Mantras are sacred utterances common in Eastern traditions such as Buddhism, Jainism, Hinduism, Sikhism, and Zoroastrianism. Sometimes these sounds are words that have a semantic content, in other instances they don’t. Mantras are taken to have profound spiritual meaning, and occasionally even magical powers.

Stoics don’t believe in magic, and the word “spiritual” has a very narrow meaning for a philosophy that is rooted in physicalism and causal determinism. Still, Stoicism too has mantras, of a sort. They are always meaningful phrases, meant to be “at hand” whenever a challenge arises for which they may be useful. For instance, if I have a discussion with someone whose ideas are clearly confused or wrongheaded and I see that I’m not making progress by using facts and rational arguments, I will attempt not to be frustrated by repeating to myself “so it seems to him.” If I make a commitment to do something in the future, or be at a particular place at a particular time, I tell myself or my interlocutor “fate permitting,” a reminder that I control my intentions, but not necessarily the outcomes of my actions.
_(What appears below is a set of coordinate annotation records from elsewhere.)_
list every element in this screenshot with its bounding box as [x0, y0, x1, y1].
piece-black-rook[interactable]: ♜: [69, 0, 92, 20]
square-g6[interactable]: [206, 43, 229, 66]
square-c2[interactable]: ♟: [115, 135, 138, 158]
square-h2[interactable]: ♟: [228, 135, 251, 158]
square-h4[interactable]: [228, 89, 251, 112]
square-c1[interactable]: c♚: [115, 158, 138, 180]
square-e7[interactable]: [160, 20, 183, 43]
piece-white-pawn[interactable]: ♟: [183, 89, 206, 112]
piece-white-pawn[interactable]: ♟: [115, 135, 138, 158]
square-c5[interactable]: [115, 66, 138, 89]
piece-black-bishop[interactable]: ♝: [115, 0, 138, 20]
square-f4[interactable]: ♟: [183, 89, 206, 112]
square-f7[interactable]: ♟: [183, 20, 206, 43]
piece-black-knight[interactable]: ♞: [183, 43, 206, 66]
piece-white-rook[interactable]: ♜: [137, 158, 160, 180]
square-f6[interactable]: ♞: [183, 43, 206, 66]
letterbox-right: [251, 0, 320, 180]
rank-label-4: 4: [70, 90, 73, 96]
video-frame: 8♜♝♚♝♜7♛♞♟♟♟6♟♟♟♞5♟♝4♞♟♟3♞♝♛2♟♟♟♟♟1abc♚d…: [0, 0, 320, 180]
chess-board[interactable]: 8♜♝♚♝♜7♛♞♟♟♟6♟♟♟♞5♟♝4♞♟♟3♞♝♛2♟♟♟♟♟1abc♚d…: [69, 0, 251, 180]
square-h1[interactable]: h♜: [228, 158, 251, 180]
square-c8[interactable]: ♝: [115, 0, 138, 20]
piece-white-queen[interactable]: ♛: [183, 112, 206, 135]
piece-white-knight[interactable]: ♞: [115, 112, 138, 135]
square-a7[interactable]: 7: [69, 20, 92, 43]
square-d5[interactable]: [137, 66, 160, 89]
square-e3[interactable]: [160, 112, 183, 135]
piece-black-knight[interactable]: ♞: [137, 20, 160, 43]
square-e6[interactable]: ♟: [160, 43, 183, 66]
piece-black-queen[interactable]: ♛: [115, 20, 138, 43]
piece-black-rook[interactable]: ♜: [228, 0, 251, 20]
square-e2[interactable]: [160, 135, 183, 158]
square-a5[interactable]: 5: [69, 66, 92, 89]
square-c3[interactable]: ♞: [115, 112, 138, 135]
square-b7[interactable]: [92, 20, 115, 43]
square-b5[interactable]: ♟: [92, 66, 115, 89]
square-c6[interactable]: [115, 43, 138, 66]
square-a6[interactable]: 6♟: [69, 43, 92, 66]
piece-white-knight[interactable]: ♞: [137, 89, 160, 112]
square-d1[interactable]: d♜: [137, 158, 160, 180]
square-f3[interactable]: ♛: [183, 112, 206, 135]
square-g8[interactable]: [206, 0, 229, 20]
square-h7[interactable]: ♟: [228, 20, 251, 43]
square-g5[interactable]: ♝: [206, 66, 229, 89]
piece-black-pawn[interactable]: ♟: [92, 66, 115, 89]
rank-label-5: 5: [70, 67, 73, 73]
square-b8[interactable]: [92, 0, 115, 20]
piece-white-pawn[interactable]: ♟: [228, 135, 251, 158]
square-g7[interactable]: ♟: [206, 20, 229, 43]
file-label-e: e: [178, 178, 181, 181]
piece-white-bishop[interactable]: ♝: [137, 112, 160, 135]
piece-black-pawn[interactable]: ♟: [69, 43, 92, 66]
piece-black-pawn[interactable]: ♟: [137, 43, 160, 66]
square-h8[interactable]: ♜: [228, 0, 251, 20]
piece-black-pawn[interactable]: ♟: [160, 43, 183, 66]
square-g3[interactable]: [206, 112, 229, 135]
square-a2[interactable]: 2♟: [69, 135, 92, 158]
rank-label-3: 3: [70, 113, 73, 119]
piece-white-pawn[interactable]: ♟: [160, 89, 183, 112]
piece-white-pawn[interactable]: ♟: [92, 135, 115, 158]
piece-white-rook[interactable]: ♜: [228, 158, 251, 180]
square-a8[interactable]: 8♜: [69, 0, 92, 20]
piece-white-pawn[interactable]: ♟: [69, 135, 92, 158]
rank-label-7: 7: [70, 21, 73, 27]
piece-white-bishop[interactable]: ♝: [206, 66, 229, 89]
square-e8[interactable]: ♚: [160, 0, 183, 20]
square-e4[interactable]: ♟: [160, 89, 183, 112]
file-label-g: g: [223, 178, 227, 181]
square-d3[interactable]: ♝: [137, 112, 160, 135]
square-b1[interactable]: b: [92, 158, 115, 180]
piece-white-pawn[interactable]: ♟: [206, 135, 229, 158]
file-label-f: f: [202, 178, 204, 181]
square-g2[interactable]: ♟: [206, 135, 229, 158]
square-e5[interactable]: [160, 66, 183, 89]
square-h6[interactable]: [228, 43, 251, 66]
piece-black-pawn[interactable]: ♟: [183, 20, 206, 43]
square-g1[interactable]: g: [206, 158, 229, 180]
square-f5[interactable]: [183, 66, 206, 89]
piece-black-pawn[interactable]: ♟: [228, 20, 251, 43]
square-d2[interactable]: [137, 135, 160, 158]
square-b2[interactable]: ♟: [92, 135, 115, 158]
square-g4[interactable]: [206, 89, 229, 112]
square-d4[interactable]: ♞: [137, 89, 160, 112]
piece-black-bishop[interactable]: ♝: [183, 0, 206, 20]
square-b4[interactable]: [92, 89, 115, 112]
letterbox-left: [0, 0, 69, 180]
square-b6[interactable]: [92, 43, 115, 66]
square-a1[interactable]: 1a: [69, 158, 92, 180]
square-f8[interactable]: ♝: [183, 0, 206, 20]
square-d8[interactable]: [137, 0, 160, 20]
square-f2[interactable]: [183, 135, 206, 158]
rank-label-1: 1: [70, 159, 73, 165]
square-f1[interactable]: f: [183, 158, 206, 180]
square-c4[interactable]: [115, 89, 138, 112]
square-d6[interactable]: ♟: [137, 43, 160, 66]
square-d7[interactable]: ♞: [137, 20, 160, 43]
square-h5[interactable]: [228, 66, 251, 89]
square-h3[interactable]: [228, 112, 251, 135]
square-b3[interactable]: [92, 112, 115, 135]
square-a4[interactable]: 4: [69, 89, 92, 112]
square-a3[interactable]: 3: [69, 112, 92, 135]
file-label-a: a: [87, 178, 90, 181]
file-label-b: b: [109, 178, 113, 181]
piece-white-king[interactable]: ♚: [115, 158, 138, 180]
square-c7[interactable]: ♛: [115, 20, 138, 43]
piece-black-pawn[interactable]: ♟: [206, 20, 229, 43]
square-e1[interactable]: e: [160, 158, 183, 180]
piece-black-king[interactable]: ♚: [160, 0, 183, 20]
And so on.

One of the most famous of Stoics “mantras” was apparently uttered by the second century teacher Epictetus: “ἀνέχου (bear) and ἀπέχου (forbear).” Let’s take a look at what it is about.

The source for the mantra is Aulus Gellius (125-180 CE), a Roman author and grammarian who wrote Attic Nights, a commonplace book (Adversaria), that is, a collection of personal observations, in the case of Aulus about geometry, grammar, history, philosophy, and other subject matters that interested him. A sort of Substack newsletter ante litteram, if you will. He was a friend of Marcus Cornelius Fronto and Herodes Atticus, both teachers of rhetoric of the future emperor Marcus Aurelius. The title of the book comes from the fact that it was written during an extended stay of the author in Attica, the region of Greece where Athens is located. Attic Nights was likely published in 177 CE, three years before Marcus Aurelius’s death, and is the source of a number of Stoic stories, including the famous one about the pale Stoic in the storm, as well as the one about the logician Chrysippus and his rolling cylinder.

In section 19 of the seventeenth book of Attic Nights, Aulus tells us a story about Epictetus that was recounted to him by the philosopher Favorinus (80-160 CE). The latter was yet another interesting character of the time well worth briefly getting to know. He was a Roman Pyrrhonian Skeptic during the reign of Hadrian and a friend of Plutarch, the above mentioned Fronto and Herodes Atticus, as well as Hadrian himself, among others. That said, Hadrian banned Favorinus—for unknown reasons—in the 130s, though he was rehabilitated by Hadrian’s successor, Antoninus Pius, the adoptive father of Marcus Aurelius. Interestingly, the Athenians, probably to carry favor with Hadrian, pulled down a statue of Favorinus, which led the latter to comment that if only Socrates had had a statue in the city he might have been spared the hemlock.

In Attic Nights, Aulus writes: “I heard Favorinus say that the philosopher Epictetus declared that very many of those who professed to be philosophers were of the kind without deeds, limited to words.” That is, Epictetus was criticizing those people who pretended to be philosophers but didn’t really love wisdom, because they only talked about it, without practicing it.

Arrian of Nicomedia, a student of Epictetus, went into a bit more detail about this in his On the Dissertations of Epictetus, writing that:

“When [Epictetus] perceived that a man without shame, persistent in wickedness, of questionable character, reckless, boastful, and cultivating everything else except his soul—when he saw such a man taking up also the study and pursuit of philosophy and natural history, practicing logic and balancing and investigating many problems of that kind [he would chide him:]: ‘O man, where are you storing these things? Consider whether the vessel be clean. For if you take them into your self-conceit, they are lost; if they are spoiled, they become urine or vinegar or something worse, if possible.’” (Attic Nights, 17.19)

Evidently, Epictetus had no patience for people who studied only in order to impress others and not with the purpose of becoming better human beings. Aulus gives us additional details near the end of section 17.19 of Attic Nights:

“Epictetus, as we also heard from Favorinus, used to say that there were two faults which were by far the worst and most disgusting of all, lack of endurance and lack of self-restraint, when we cannot put up with or bear the wrongs which we ought to endure, or cannot restrain ourselves from actions or pleasures from which we ought to refrain.”

Endurance and self restraint, aimed respectively at putting up with things we ought to bear and at refraining from indulging in things we should not indulge. This sort of talk is likely where the stereotype of Stoicism as a philosophy preaching a stiff upper lip and a life without emotions or pleasure comes from. But such an interpretation misses the mark considering that the Stoics had no problem with pleasure, so long as it doesn’t get in the way of one’s duties toward other human beings. Nor do the Stoics advocate the suppression of emotions, teaching instead to develop a constant dialogue with our feelings, a dialogue aimed at aligning emotions and cognition so that we live a better life characterized by a smooth flow of feeling, thinking, and acting.